With many more highlights set for this 2016 summer, that will have patrons returning after this season concludes in just one game or two’s exposure as they are ‘bedazzled’ by the atmosphere and grandiose stage. It is an event now, a place to be seen and it translates well at the ground. Today you see the players with more realism, in-close camera work up on stadium big screens. More interaction with active players on-field now includes television microphones worn by players that certainly adds to the evening’s audio for those watching in the comfort of home, at a club or bar.

Imported stars such as Chris Gayle and Kevin Pietersen now often wear microphones which produces some compelling television viewing. This results in conversation and banter where; as an example, Pietersen beckoning he would dream that Gayle might ‘pop’ the ball up for an easy catch, and summarily, Gayle acquiesced. It was almost surreal but it was sports entertainment indeed.

Beside those two stars, the BBL is full of current  T20 players from Australian State sides like Travis Head, as well as full former Internationals like Shane Watson who add local flavour and bring attention to the league. For all that exposure, 2015/2016 looks to be the season that this competition finally benefits from an audience who have a wider choice today.

The market that T20 is competing against are sports like basketball and football. There are also competing cricket series; with the series between South Africa and England and the local Australia vs West Indies Test series to distract them. This choice, including New Zealand vs Sri Lanka ODI series, has defined the strong numbers benefiting higher broadcast figures and spectators.

From a viewer’s perspective, the game is wide-ranging, fast-paced (aimed directly at the consumer) and brings the crowd into the game much more. By engaging with ‘the paying customer’ the KFC Big Bash producers have created an audience who watch both at the ground and even remotely; enjoying highlights post-game or the next morning. The satisfaction level is high.

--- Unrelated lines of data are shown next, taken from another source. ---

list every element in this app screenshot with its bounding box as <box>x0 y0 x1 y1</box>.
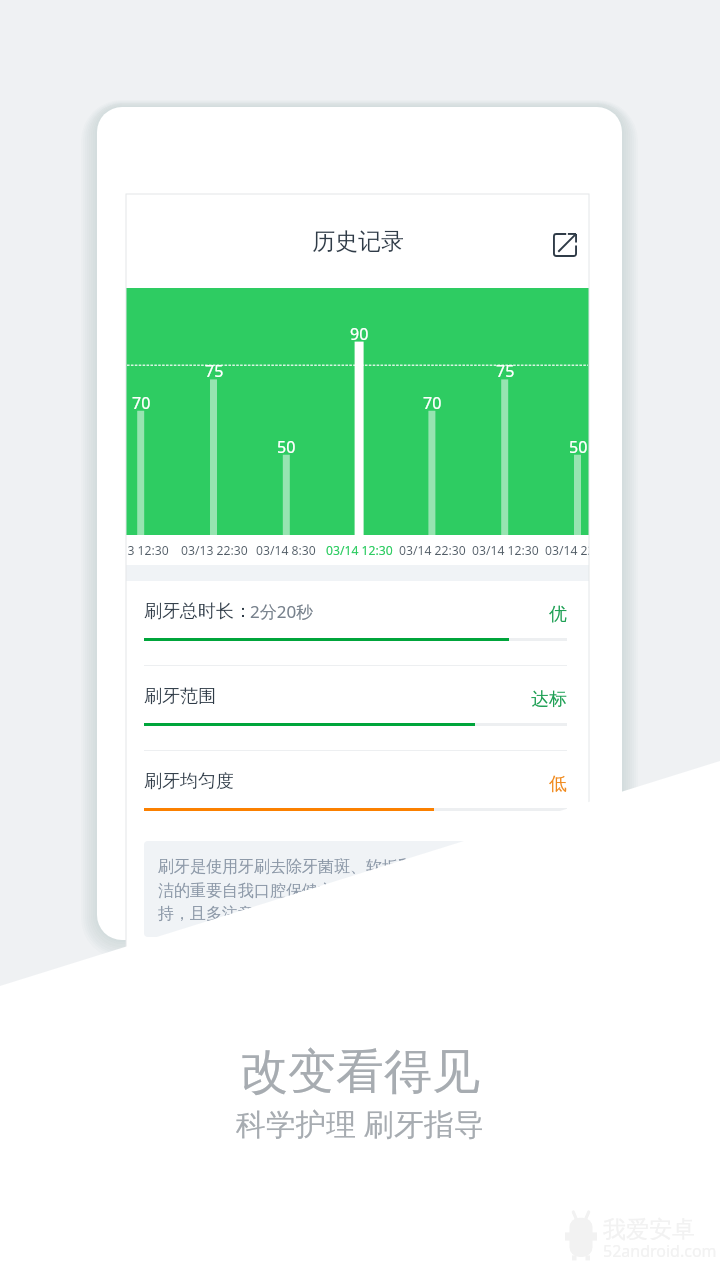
button[interactable]: Open in new window <box>543 223 587 267</box>
staticText: 03/13 22:30 <box>181 542 248 559</box>
staticText: 刷牙范围 <box>144 685 216 708</box>
staticText: 我爱安卓 <box>603 1215 695 1244</box>
staticText: 刷牙均匀度 <box>144 770 234 793</box>
staticText: 75 <box>205 360 224 382</box>
staticText: 03/13 12:30 <box>126 542 169 559</box>
staticText: 改变看得见 <box>240 1042 480 1102</box>
staticText: 03/14 22:30 <box>545 542 589 559</box>
staticText: 刷牙总时长： <box>144 600 252 623</box>
staticText: 03/14 8:30 <box>256 542 316 559</box>
staticText: 03/14 12:30 <box>472 542 539 559</box>
staticText: 70 <box>132 392 151 414</box>
staticText: 优 <box>549 603 567 626</box>
staticText: 52android.com <box>603 1240 717 1262</box>
staticText: 03/14 12:30 <box>326 542 393 559</box>
staticText: 低 <box>549 773 567 796</box>
staticText: 刷牙是使用牙刷去除牙菌斑、软垢和食物残渣，保持口腔清 洁的重要自我口腔保健方法。… <box>158 857 571 923</box>
staticText: 50 <box>569 436 588 458</box>
staticText: 75 <box>496 360 515 382</box>
staticText: 70 <box>423 392 442 414</box>
staticText: 90 <box>350 323 369 345</box>
staticText: 03/14 22:30 <box>399 542 466 559</box>
staticText: 50 <box>277 436 296 458</box>
staticText: 历史记录 <box>312 227 404 256</box>
staticText: 2分20秒 <box>250 600 314 623</box>
staticText: 科学护理 刷牙指导 <box>236 1103 484 1144</box>
staticText: 达标 <box>531 688 567 711</box>
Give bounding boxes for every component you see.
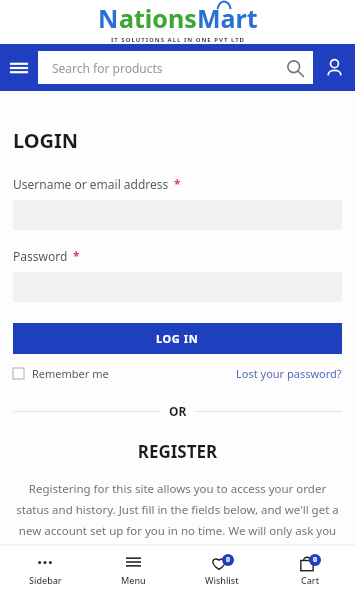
button[interactable]: 0 bbox=[266, 546, 354, 592]
staticText: Wishlist bbox=[205, 574, 239, 586]
staticText: ations bbox=[119, 1, 197, 35]
staticText: Sidebar bbox=[29, 574, 62, 586]
staticText: 0 bbox=[313, 555, 318, 565]
staticText: Username or email address bbox=[13, 176, 169, 192]
staticText: 0 bbox=[226, 555, 231, 565]
staticText: Registering for this site allows you to … bbox=[16, 481, 339, 545]
staticText: REGISTER bbox=[13, 440, 342, 463]
staticText: Menu bbox=[121, 574, 146, 586]
staticText: Mart bbox=[197, 1, 258, 35]
button[interactable]: Lost your password? bbox=[236, 366, 342, 381]
button[interactable]: Open navigation menu bbox=[0, 44, 38, 91]
staticText: LOG IN bbox=[156, 331, 199, 346]
staticText: OR bbox=[169, 403, 187, 419]
staticText: N bbox=[98, 1, 119, 35]
button[interactable]: LOG IN bbox=[13, 323, 342, 354]
staticText: * bbox=[73, 248, 80, 264]
staticText: LOGIN bbox=[13, 127, 79, 154]
staticText: IT SOLUTIONS ALL IN ONE PVT LTD bbox=[111, 36, 245, 44]
button[interactable]: Remember me bbox=[13, 366, 109, 381]
button[interactable]: 0 bbox=[178, 546, 266, 592]
staticText: Search for products bbox=[52, 60, 277, 76]
button[interactable]: Menu bbox=[89, 546, 177, 592]
staticText: Password bbox=[13, 248, 68, 264]
button[interactable]: Search for products bbox=[38, 51, 313, 84]
button[interactable]: Sidebar bbox=[1, 546, 89, 592]
staticText: * bbox=[174, 176, 181, 192]
staticText: Remember me bbox=[32, 366, 109, 381]
staticText: Cart bbox=[301, 574, 320, 586]
other: Search bbox=[277, 51, 313, 84]
button[interactable]: My account bbox=[313, 44, 355, 91]
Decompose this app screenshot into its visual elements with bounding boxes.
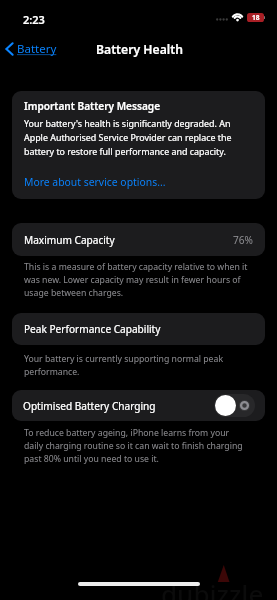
staticText: 76% [233,233,253,247]
staticText: 18 [252,13,260,22]
staticText: Your battery's health is significantly d… [24,117,253,158]
staticText: Peak Performance Capability [24,322,161,336]
staticText: Important Battery Message [24,99,161,113]
staticText: Battery Health [96,41,183,58]
button[interactable]: Important Battery Message [12,91,265,199]
staticText: 2:23 [23,12,45,27]
button[interactable]: Maximum Capacity [12,223,265,256]
staticText: dubizzle [161,576,264,600]
staticText: Your battery is currently supporting nor… [24,353,248,378]
staticText: To reduce battery ageing, iPhone learns … [24,427,248,465]
button[interactable]: Optimised Battery Charging [12,390,265,421]
button[interactable]: Optimised Battery Charging toggle [214,394,255,417]
button[interactable]: More about service options... [24,175,166,189]
staticText: This is a measure of battery capacity re… [24,261,248,299]
staticText: Maximum Capacity [24,233,115,247]
staticText: Optimised Battery Charging [23,399,156,413]
staticText: Battery [17,41,57,57]
button[interactable]: Battery [3,41,57,57]
button[interactable]: Peak Performance Capability [12,313,265,345]
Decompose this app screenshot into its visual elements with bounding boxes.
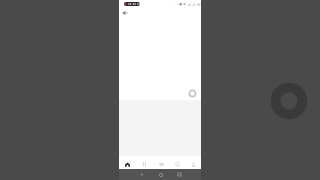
button[interactable]: Recording timer [124, 2, 140, 6]
button[interactable]: Back [132, 169, 151, 180]
button[interactable]: Home [151, 169, 170, 180]
button[interactable]: Activity [136, 156, 153, 169]
button[interactable]: Home [119, 156, 136, 169]
button[interactable]: Saved [169, 156, 185, 169]
button[interactable]: Back [121, 9, 129, 17]
button[interactable]: Recent apps [170, 169, 189, 180]
button[interactable]: Profile [185, 156, 201, 169]
button[interactable]: Feed [153, 156, 169, 169]
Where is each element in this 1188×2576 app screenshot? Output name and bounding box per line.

Some of the latest matches have been well constructed too, with entertaining innings and some close results. Bristling batsmen like Adelaide’s Travis Head have created interest with some amazing performances. Head scored 101 not out against the Sixers. Hitting 56 runs from his last 15 balls as follows; 4, 6, 4, 6, 6, 1, 0, 2, 2, 6, 0, 1, 6, 6, 6.

The audience in all sports is critical to their success. The BBL was launched five years ago to much fanfare but has realized in that period that the viewer is not an automatic component. They need to be respected and provided a product that is higher than standard. A 2015/2016 vintage of the BBL tastes sweeter than 24 months ago.

Matured, better captivated and engaged, the proof is in the results on the field, and building audiences in key markets and states, the competition has plenty of attention. Good results are bolstering this sentiment. The action and huge sixes that have sailed over the Gabba roofline agree.

The numbers are good for the BBL right now and the play on the ground must accentuate the positive.